HAVING COME THIS far in building "America's Subway" in the capital city, can the federal/state/local partnership that has worked and paid together for all these decades find the money to go the last miles and then keep the system running? The answer is yes -- but the financial commitment to complete the job and capitalize on this investment will be anything but light. That's the most important message in some new and enormously useful findings made public yesterday by a special independent task force that has taken the hardest detailed look yet at transit finance in the Washington area. There are now some numbers for Congress, state and local jurisdictions to consider in a concerted move to complete the project frugally and equitably.

The study, conducted under the auspices of the Federal City Council with data and technical support from every participating jurisdiction as well as the federal Urban Mass Transportation Administration, is a look at several financial paths to the year 2000. That is when the 103-mile rail system is scheduled (and we use that word advisedly) to be completed. Besides cost of final rail construction, the study looks at the costs of rehabilitation and replacement -- keeping buses and subway cars rolling -- which will be both heavy and sudden when stock wears out.

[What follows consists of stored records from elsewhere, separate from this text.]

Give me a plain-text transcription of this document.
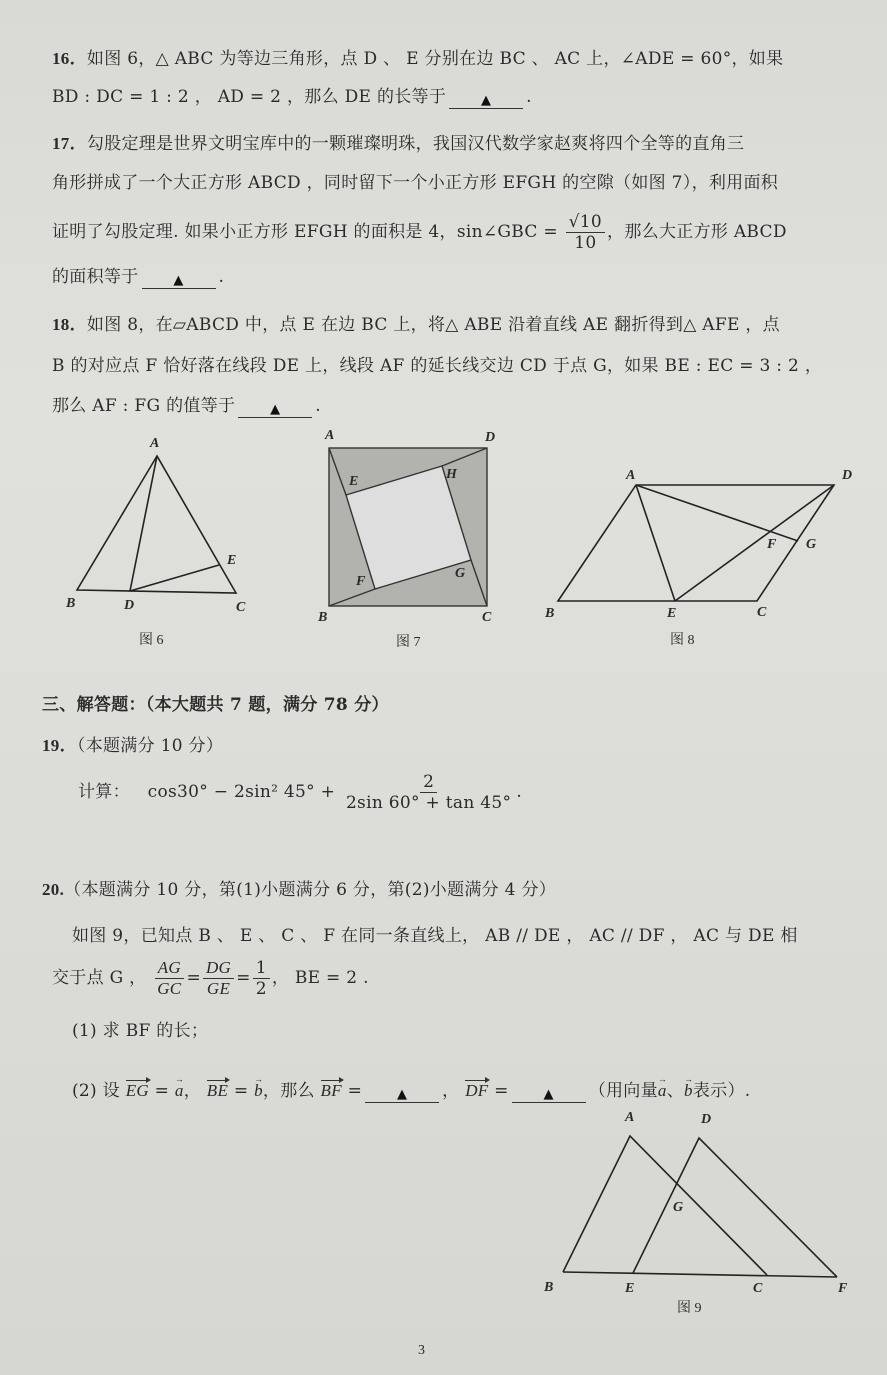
16．如图 6，△ ABC 为等边三角形，点 D 、 E 分别在边 BC 、 AC 上，∠ADE = 60°，如果
BD : DC = 1 : 2 ， AD = 2 ，那么 DE 的长等于	▲ .
17．勾股定理是世界文明宝库中的一颗璀璨明珠，我国汉代数学家赵爽将四个全等的直角三
角形拼成了一个大正方形 ABCD ，同时留下一个小正方形 EFGH 的空隙（如图 7），利用面积
证明了勾股定理. 如果小正方形 EFGH 的面积是 4，sin∠GBC = $\frac{√10}{10}$ ，那么大正方形 ABCD
的面积等于	▲ .
18．如图 8，在▱ABCD 中，点 E 在边 BC 上，将△ ABE 沿着直线 AE 翻折得到△ AFE ，点
B 的对应点 F 恰好落在线段 DE 上，线段 AF 的延长线交边 CD 于点 G，如果 BE : EC = 3 : 2 ，
那么 AF : FG 的值等于	▲ .
A
B	C
D
E
图 6
A
B	C
D
E
F
G
H
图 7
A
B	C
D
E
F G
图 8
三、解答题：（本大题共 7 题，满分 78 分）
19．（本题满分 10 分）
计算： cos30° − 2sin² $45^\circ + \frac{2}{2\sin 60^\circ + \tan 45^\circ}$ .
20.（本题满分 10 分，第(1)小题满分 6 分，第(2)小题满分 4 分）
如图 9，已知点 B 、 E 、 C 、 F 在同一条直线上， AB // DE ， AC // DF ， AC 与 DE 相
交于点 G ， $\frac{AG}{GC} = \frac{DG}{GE} = \frac{1}{2}$ ， BE = 2 .
(1) 求 BF 的长；
(2) 设 EG = → a， BE = → b，那么 BF =	▲ ， DF =	▲ （用向量→ a、→ b表示）.
A
B	C
D
E	F
G
图 9
3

Financial provisions for these costs -- a replacement account -- will have to be established and considered as part of the total bill for this project, no matter how they may be shared ultimately by the participating governments and Metro's riders. Similarly, operating costs will have to be considered, though they look to be relatively stable over the next 15 years.

The greatest uncertainty in any Metro math right now is the decision by the Reagan administration to cut out all federal spending for completion of the system as planned through the years by all parties. If left to stand, it would 1) throw orderly construction schedules into still more costly delays; 2) punish those areas of this region that waited the longest while paying their shares; and 3) end in one financial swoop a long history of federal commitment to an efficient transportation system in the capital.

All along, the taxpayers of this region have paid willingly and on time to keep the project going. Members of Congress from both parties have understood the federal role in this and have been prudent partners in the planning and financing. Now that process can continue with new and better information. But the state and regional governments will have to recognize their commitments with appropriate financial planning.